What this estimator does
This is a universal Earth-science and physics tool. Given the temperature, air pressure and altitude at your current location, plus the altitude of a destination, it projects the temperature and atmospheric pressure you would expect at that destination using the standard atmosphere model. It works anywhere on Earth and handles destinations that are higher or lower than your starting point.
How to use it
Enter the current temperature (choose °C or K), the current air pressure (hPa, Pa, kPa, atm or mmHg), and the current altitude (m, km or ft). Then enter the destination altitude in your preferred unit. The tool converts everything to SI internally, applies the lapse-rate and barometric formulas, and reports the destination temperature in °C (and K) and the destination pressure in your chosen pressure unit (and Pa).
The formula explained
In the troposphere, temperature drops at a standard environmental lapse rate of \(L = 0.0065\) K per metre (6.5 °C per 1000 m). With altitude change \(\Delta h\) = destination minus current altitude, the destination temperature is $$T_1 = T_0 - L\,\Delta h$$ where \(T_0\) is the current temperature in Kelvin.

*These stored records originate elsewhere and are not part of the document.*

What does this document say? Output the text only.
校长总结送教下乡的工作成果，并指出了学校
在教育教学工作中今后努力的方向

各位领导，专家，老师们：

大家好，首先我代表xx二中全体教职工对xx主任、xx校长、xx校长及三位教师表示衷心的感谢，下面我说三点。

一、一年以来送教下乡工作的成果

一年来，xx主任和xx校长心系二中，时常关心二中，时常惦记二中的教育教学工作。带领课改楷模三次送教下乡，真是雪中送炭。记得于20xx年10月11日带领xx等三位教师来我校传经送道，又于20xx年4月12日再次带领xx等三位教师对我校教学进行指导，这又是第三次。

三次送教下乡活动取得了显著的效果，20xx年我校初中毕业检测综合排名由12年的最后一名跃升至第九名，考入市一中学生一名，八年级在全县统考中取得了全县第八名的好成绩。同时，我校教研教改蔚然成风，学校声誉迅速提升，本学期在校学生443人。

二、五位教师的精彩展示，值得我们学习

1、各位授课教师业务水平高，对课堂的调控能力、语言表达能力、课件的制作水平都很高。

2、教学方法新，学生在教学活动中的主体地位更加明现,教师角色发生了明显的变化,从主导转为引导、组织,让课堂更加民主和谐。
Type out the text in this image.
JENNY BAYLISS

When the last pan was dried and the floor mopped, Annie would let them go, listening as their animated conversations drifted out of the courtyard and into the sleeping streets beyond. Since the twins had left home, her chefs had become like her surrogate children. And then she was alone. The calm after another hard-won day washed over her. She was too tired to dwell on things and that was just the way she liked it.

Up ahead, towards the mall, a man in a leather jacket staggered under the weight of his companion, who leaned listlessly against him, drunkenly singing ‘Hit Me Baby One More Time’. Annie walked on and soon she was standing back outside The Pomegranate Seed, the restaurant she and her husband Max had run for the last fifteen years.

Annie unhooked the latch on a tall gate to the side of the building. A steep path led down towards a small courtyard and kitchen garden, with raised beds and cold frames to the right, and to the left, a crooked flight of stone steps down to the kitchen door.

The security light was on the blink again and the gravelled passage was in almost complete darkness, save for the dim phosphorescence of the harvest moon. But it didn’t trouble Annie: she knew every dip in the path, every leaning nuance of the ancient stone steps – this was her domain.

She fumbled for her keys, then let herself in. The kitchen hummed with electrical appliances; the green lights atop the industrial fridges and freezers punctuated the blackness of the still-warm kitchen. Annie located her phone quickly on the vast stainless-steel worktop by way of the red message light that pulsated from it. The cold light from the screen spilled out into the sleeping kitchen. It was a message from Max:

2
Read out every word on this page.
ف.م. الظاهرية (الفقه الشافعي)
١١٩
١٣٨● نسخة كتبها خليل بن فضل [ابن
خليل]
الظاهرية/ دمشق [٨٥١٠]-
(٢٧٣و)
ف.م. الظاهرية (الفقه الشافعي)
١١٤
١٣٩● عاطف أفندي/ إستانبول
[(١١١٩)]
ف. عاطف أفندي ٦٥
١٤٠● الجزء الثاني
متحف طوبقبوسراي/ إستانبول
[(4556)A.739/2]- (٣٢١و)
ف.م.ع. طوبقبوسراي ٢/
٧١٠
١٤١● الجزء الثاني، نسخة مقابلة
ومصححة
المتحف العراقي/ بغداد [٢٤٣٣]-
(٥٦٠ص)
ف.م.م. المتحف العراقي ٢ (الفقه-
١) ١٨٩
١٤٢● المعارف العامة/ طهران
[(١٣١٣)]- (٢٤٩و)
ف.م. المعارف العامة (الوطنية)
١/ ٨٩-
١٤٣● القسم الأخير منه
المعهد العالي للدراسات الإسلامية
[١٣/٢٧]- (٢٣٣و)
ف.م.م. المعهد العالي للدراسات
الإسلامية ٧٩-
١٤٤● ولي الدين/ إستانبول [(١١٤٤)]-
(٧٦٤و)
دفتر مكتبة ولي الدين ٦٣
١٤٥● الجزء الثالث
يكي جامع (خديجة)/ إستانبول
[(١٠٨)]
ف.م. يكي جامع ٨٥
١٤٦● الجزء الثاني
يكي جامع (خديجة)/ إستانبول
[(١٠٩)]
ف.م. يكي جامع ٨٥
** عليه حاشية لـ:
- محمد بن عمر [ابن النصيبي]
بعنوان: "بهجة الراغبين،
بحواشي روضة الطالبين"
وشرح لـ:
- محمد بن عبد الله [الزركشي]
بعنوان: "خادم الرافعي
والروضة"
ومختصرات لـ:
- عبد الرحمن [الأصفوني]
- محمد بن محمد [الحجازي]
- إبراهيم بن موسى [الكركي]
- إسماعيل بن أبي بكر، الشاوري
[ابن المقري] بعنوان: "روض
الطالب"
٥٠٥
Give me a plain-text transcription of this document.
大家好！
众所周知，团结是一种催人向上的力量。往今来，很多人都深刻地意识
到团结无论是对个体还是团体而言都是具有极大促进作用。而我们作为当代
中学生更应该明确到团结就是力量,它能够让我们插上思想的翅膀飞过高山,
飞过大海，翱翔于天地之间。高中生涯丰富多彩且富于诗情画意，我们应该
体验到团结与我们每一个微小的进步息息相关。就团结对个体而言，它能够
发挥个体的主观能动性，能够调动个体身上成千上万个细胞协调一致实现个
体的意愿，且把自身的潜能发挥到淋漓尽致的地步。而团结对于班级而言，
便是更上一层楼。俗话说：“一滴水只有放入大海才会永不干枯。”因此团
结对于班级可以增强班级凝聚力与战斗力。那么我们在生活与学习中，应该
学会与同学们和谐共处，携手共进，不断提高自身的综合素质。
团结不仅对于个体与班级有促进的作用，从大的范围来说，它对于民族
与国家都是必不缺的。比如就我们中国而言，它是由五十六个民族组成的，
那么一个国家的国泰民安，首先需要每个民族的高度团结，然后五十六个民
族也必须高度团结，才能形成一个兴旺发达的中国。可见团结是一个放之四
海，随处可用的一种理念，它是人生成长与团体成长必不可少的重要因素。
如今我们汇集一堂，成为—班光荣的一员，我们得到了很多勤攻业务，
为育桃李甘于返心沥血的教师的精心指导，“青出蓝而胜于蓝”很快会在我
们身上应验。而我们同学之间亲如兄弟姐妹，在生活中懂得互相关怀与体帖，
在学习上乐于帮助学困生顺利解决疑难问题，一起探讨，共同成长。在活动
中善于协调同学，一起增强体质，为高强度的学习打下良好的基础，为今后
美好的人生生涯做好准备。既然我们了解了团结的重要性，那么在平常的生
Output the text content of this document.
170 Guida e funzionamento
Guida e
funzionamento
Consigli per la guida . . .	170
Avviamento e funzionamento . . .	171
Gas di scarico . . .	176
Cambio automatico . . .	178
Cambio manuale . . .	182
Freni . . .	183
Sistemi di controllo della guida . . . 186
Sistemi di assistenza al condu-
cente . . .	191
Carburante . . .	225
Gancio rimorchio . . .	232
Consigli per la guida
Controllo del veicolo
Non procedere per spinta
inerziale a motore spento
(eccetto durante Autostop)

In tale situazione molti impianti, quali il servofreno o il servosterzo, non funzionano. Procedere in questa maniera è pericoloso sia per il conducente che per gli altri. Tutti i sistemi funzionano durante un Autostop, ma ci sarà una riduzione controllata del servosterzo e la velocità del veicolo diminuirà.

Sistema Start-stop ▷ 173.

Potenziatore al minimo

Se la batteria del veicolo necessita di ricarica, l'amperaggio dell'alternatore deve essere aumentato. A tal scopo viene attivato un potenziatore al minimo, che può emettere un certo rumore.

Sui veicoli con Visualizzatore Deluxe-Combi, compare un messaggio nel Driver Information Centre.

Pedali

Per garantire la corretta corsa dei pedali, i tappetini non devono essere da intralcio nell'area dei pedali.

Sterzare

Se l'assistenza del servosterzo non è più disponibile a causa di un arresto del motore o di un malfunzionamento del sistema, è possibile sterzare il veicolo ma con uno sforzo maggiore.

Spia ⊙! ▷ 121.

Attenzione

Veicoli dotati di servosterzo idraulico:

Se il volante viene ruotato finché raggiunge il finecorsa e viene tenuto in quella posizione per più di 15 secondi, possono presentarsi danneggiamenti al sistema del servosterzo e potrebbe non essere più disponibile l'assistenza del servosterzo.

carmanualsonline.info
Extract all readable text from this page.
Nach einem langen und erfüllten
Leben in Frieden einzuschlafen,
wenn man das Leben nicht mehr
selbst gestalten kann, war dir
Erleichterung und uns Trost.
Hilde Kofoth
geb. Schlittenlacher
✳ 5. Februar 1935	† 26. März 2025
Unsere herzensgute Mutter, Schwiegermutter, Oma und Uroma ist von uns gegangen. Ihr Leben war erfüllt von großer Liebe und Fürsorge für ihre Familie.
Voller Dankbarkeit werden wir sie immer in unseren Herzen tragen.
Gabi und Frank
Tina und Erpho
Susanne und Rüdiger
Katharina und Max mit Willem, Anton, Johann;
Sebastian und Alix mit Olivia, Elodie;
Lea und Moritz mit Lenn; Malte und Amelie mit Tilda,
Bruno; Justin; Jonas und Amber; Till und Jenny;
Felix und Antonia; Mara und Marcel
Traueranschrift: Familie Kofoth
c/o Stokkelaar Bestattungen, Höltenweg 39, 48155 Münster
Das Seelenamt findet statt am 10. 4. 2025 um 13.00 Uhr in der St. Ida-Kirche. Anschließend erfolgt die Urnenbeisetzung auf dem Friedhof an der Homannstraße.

Pressure follows the barometric formula referenced to your current level: $$P_1 = P_0 \left(\frac{T_1}{T_0}\right)^{gM/(RL)}$$ Using \(g = 9.80665\ \text{m/s}^2\), \(M = 0.0289644\ \text{kg/mol}\), \(R = 8.31447\ \text{J/(mol}\cdot\text{K)}\) and \(L = 0.0065\), the exponent is approximately \(5.25579\). The pressure ratio requires absolute (Kelvin) temperature, which is why \(T_0\) is converted before the calculation.
Worked example
Current: 15 °C, 1013.25 hPa, 0 m. Destination: 1000 m. Then \(T_0 = 288.15\ \text{K}\), \(P_0 = 101325\ \text{Pa}\), \(\Delta h = 1000\ \text{m}\). Temperature: $$T_1 = 288.15 - 6.5 = 281.65\ \text{K} = \mathbf{8.5\ \degree C}$$ Pressure ratio \(281.65/288.15 = 0.977442\); raised to \(5.25579\) gives \(0.886993\), so $$P_1 = 101325 \times 0.886993 \approx 89875\ \text{Pa} = \mathbf{898.75\ \text{hPa}}$$ These match the standard-atmosphere values at 1 km.
FAQ
Does it work if the destination is lower? Yes. A negative \(\Delta h\) makes temperature rise and pressure increase, exactly as the formula predicts.
How accurate is it? It is a standard-atmosphere estimate valid in the troposphere (up to about 11 km). It ignores humidity, local weather and real lapse-rate variation, so treat it as a physical estimate, not a forecast.
Why convert to Kelvin? The lapse-rate term is the same in °C or K because it is a temperature difference, but the pressure ratio \(T_1/T_0\) only makes physical sense with absolute (Kelvin) temperatures.